California's redevelopment agencies bet their lives on one roll of the dice — and they came up snake eyes.
Gov. Jerry Brown and state legislators opted to abolish redevelopment agencies to help close a $25 billion budget deficit this fiscal year. The state expects to save $1.7 billion by halting the flow of local property tax revenue to redevelopment agencies.
Facing extinction, the agencies argued in court that the state Legislature lacks the legal authority to eliminate public agencies created by, well, the state Legislature.
The state Supreme Court wisely and appropriately rejected that argument in a 6-1 ruling handed down last week.
But that was only half of a stinging defeat for the state's 400 redevelopment agencies. The same decision overturned a companion law sparing redevelopment agencies that agreed to give up some of their revenue. As a result, the agencies will be limited to completing projects that already are under way.
For cash-strapped counties and public schools, the Supreme Court ruling will pay off in some badly needed budget relief because redevelopment agencies now vacuum up 12 percent of property tax dollars statewide.
Beyond that, an opportunity remains for state and local officials to restore the best parts of redevelopment, a system that has too frequently strayed from its purpose: promoting economic development and affordable housing projects.
Redevelopment, a fixture in California for 66 years, is a powerful tool.
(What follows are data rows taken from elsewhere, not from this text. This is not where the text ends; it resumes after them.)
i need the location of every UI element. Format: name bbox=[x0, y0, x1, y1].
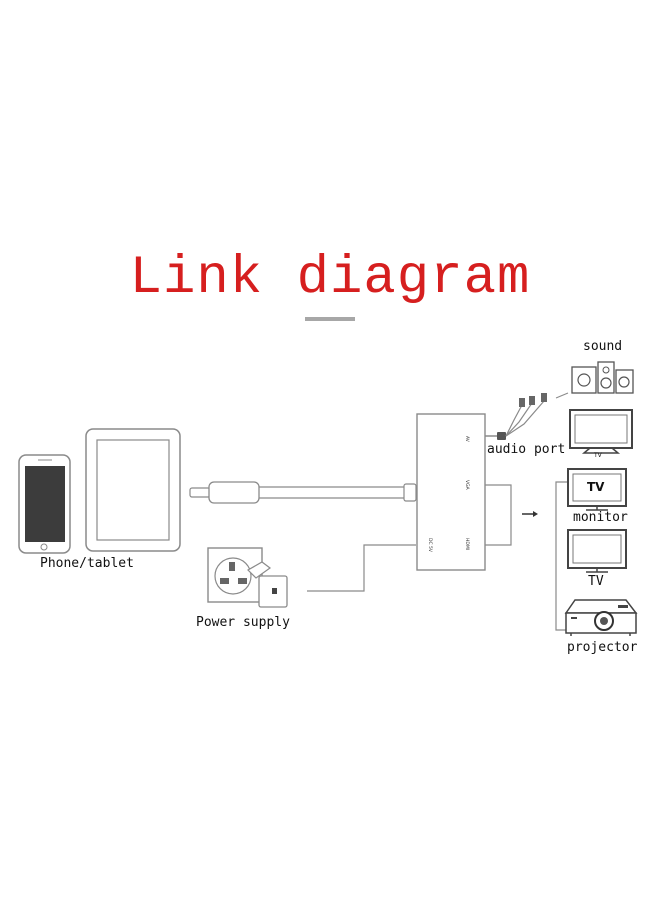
phone-icon bbox=[18, 454, 71, 554]
power-cable bbox=[307, 544, 416, 592]
audio-port-label: audio port bbox=[487, 442, 566, 457]
tv-label: TV bbox=[588, 574, 604, 589]
vga-port-label: VGA bbox=[464, 480, 470, 491]
monitor-label: monitor bbox=[573, 510, 628, 525]
projector-icon bbox=[564, 599, 638, 636]
hdmi-port-label: HDMI bbox=[464, 538, 470, 550]
video-output-bracket bbox=[485, 481, 572, 631]
tv-icon bbox=[567, 529, 627, 573]
power-supply-label: Power supply bbox=[196, 615, 290, 630]
phone-tablet-label: Phone/tablet bbox=[40, 556, 134, 571]
title-underline bbox=[305, 317, 355, 321]
audio-cable-icon bbox=[485, 392, 569, 440]
tv-small-label: TV bbox=[594, 452, 602, 459]
tablet-icon bbox=[85, 428, 181, 552]
monitor-icon bbox=[567, 468, 627, 511]
tv-screen-label: TV bbox=[587, 480, 605, 494]
tv-icon bbox=[569, 409, 633, 454]
power-adapter-icon bbox=[247, 561, 288, 608]
diagram-title: Link diagram bbox=[129, 248, 531, 309]
av-port-label: AV bbox=[464, 436, 470, 443]
speakers-icon bbox=[571, 361, 634, 394]
sound-label: sound bbox=[583, 339, 623, 354]
projector-label: projector bbox=[567, 640, 638, 655]
lightning-cable-icon bbox=[189, 481, 417, 504]
adapter-hub: AV VGA HDMI DC 5V bbox=[416, 413, 486, 571]
dc-port-label: DC 5V bbox=[427, 538, 433, 553]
It allows communities to sequester property taxes to pay for infrastructure improvements and even finance business loans to revitalize aging neighborhoods and combat blight. As redevelopment zones flower, property values increase, and rising tax receipts cover the costs.
Sonoma County's successes include Windsor's Town Green, Petaluma's Theatre District and Boyes Hot Springs, where a county redevelopment project lends money to refurbish storefronts along Highway 12.